Well, I'm address embedded in all of this, there's a lot of good news on transformative growth that we really don't have a chance to talk about it. One is that which you talked about, which was expanding customer access is the second key lever. And that included selling direct under the Allstate brand at 7% less than it was sold through Allstate agents. And there was some concern amongst investors as to would the agents walk away and would you have a decline in volume there? And the answer is no. That is the underlying assumption that they would continue to be focused on getting more new customers given what we did to the compensation plan was true. . If you look at new business from the Allstate agents, you can see that's where it was a year ago, even though there are fewer Allstate agents out there. And then if you look at the retention numbers, as I mentioned, I think our agents are doing a great job for us talking to customers whose price changes. And so we feel good that, that part of the expanding access, all of our underlying assumptions prove to. We also have really improved our web-based and the call center close processes. So we're getting much better at selling through those two vehicles. We obviously dialled the advertising way down this year because we don't want to take on new business and then have to raise the price 15% or 20% the first time. So while you don't see the benefit of those improved processes come through new business, but when we get auto profitability improved, we feel good about the underlying assumptions we made in transformative growth and our progress in making those realities. So we're feeling good about where that's headed.

Thomas Wilson

Analyst

So thank you all for dialing in. As we move forward, we have a couple of things in front of us.

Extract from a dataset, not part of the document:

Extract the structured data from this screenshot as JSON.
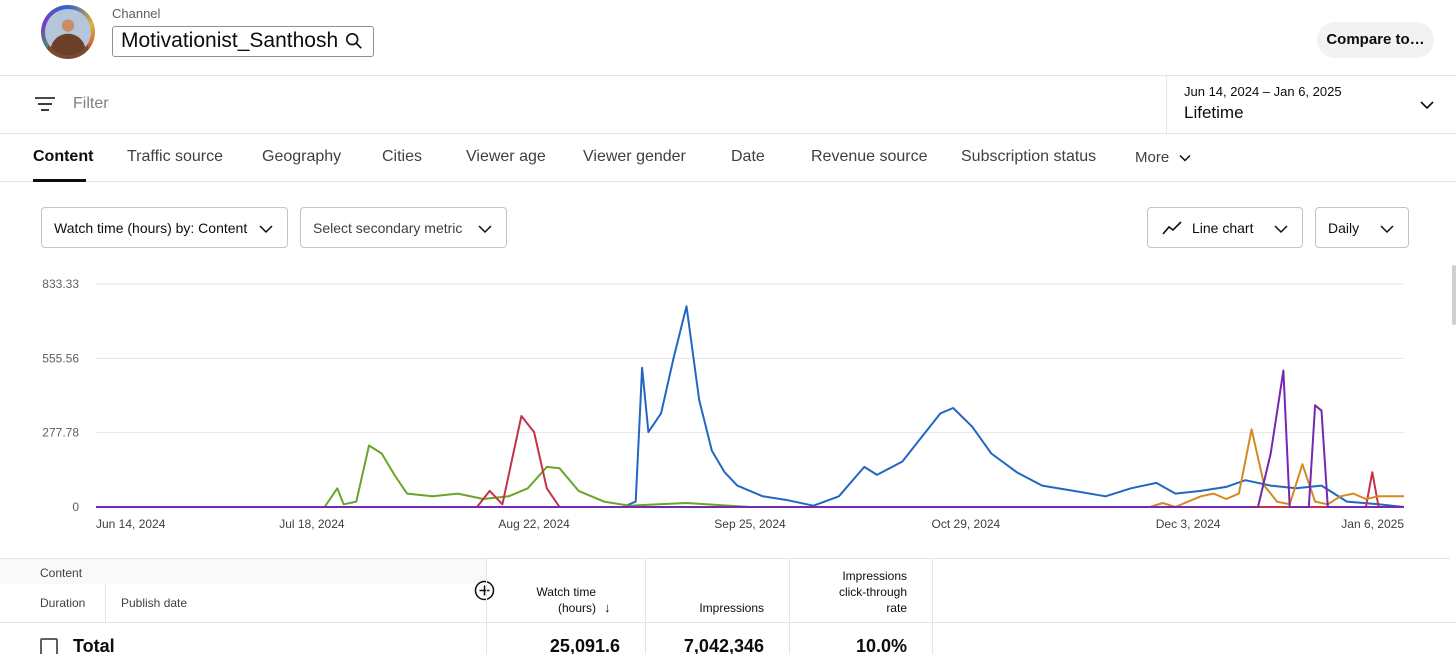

One, we have to improve auto insurance margins, while making sure we continue to invest and transform the growth so that we can grow market share and then continuing to expand our other protection services businesses, which also had a great quarter. So thank you and we will talk to you in December.

Operator

Operator

Thank you, ladies and gentlemen, for your participation in today's conference. This does conclude the program. You may now disconnect at today's conference.